Starr County health authority resigns amid frustrations with officials

Dr. Jose Vazquez poses at The Monitor on Friday, May 1, 2020, in McAllen. (Joel Martinez | jmartinez@themonitor.com)

After playing an instrumental role in controlling the spread of COVID-19 in Starr County at the outset of the pandemic, Dr. Jose Vazquez, the county’s health authority, resigned from his position Monday morning, effective immediately.

Vazquez’s abrupt resignation comes the morning that the Starr County Commissioners Court discussed a possible contract for Vazquez that would have increased his compensation from $500 to $10,000 per month, or $120,000 annually.

“I had a disagreement with the way the commissioners court wanted to handle some situations,” Vazquez said.

He said Starr County Judge Eloy Vera approached him with the idea granting him a contract with a salary. However, that didn’t garner enough support from the other commissioners.

“It was never a matter of making a salary,” Vazquez said. “I never asked to be paid a salary or anything but … the number of hours I was putting into this, it was enormous.”

The doctor served in the role for more than 10 years but like with many health officials nationwide, his responsibilities grew beyond what anyone anticipated when the COVID-19 pandemic struck.

The Associated Press on Monday reported that Vazquez is one of dozens of public health officials from throughout the U.S. who have either resigned or were fired during the COVID-19 outbreak, attributing causes to burnout, politics or threats of violence against them.

In Starr County, Vazquez was responsible for much in his position as health authority.

He spearheaded and advised on the county’s efforts to mitigate the virus’ spread and has been tasked with staying abreast of how the disease is affecting the community.

He was also key in acquiring the county’s drive-thru testing site in March which, at the time, was the Rio Grande Valley’s only COVID-19 testing site available to the public.

While serving as the health authority, Vazquez also juggled managing his own practice and his duties as the board president for Starr County Memorial Hospital.

“The commissioners court believed that somebody should continue doing that job, basically, for free,” Vazquez said of Monday’s discussion of a possible contract. “They did not appreciate the job that I had done up to now; they thought that somebody else could continue doing it for free.”

“I put the job immediately in their hands,” he said, “so now they will have to find a new health authority and to take care of the situation.”

Vera said he believed the proposal to pay Vazquez $10,000 per month was very reasonable and pointed to the work that Vazquez put into the role, especially dealing with the COVID-19 situation.

“He was constantly in communication with me — evenings, night, Saturday, Sunday, holidays — he was constantly working on it,” Vera said.
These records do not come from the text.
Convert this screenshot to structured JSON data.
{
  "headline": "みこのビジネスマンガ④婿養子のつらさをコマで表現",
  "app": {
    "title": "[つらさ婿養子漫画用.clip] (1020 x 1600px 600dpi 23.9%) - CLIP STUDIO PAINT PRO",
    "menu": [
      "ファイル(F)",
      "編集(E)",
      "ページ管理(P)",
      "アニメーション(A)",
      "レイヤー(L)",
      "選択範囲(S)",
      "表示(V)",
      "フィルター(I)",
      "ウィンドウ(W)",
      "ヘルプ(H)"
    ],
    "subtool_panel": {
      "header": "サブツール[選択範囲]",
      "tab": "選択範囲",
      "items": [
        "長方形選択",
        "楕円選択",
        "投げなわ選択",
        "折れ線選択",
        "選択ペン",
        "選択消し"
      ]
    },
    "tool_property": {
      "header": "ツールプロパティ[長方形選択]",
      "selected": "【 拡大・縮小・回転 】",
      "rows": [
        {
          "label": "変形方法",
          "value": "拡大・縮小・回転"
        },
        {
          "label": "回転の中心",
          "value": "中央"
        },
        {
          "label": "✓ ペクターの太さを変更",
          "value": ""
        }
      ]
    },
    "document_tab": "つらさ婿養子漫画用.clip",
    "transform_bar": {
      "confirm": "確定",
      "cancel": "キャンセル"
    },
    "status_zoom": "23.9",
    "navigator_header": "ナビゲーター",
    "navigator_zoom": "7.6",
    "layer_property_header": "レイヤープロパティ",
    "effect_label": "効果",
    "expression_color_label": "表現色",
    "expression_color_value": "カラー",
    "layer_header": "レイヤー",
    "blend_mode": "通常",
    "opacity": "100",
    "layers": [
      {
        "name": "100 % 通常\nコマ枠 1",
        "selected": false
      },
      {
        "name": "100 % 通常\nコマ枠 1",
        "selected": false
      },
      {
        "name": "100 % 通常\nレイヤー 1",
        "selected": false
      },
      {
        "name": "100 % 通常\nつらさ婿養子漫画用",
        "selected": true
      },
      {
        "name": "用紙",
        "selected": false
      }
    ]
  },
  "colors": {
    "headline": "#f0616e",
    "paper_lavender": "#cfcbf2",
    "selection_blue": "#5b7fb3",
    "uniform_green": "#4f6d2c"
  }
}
“Like I explained to the court before we got started, any professional that helps the county or that we hire — whether it’s an attorney, an engineer, a consultant, an accountant — any professional that works for us, they get paid and they get paid very well so I felt Dr. Vazquez was no exception,” Vera said. “The court didn’t see my way and they decided that they did not want to pay.”
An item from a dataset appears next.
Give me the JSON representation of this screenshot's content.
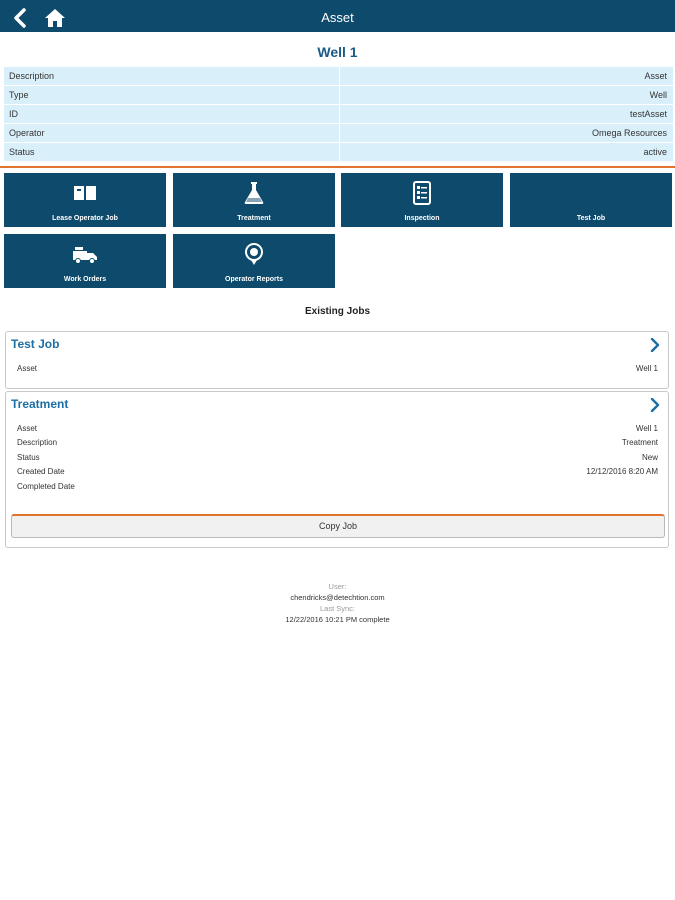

Vera said he mentioned to the commissioners that taxpayers would not have to foot the bill for Vazquez’s salary as it would be paid through funds the county received from the federal coronavirus relief bill.

“It all comes from the CARES Act and we have monies that are reimbursable, that — my understanding is — we need to spend by the end of the year,” he said.

“This contract was not a perpetual contract,” Vera added. “It had a 30-day termination clause, on both sides. If the doctor felt that he didn’t want to do this anymore or if the county felt that we didn’t need him anymore, we’d have canceled the contract, just give him a 30-day (notice).

“But it was not going to cost the taxpayers a single cent.”

County Commissioner Eloy Garza said his opposition to a contract for Vazquez was because he believed it was too much money and another local physician, Dr. Antonio Falcon, was willing to take the job for free.

“I just got off the phone with him, he’s ready to take over,” Garza said, adding that he expects the commissioners court to officially appoint him to the role on Friday.

During a Facebook Live on Monday afternoon, Vazquez challenged Garza for voting to deny the contract and stating that he had already spoken to Falcon about taking over the position for free.

“I never asked for this compensation,” Vazquez reiterated Monday. “It was brought to commissioners court today with the belief that my job was going to be rewarded in a fair manner, like any other professional services is being paid in the county.”

Instead, he said, Garza insulted him.

“Time and events will judge you in your position,” Vazquez said, before challenging the other commissioners to donate their salaries to COVID-19 expenses.

To Vera, he expressed only praise and gratitude.

“You are a tremendous leader and a role model,” Vazquez said. “You will have my respect and admiration.”

He also offered his support to his successor and assured the public that he would continue to offer his services.

“I will not stop this fight,” Vazquez said. “I will continue all my efforts to help and guide you in your needs.”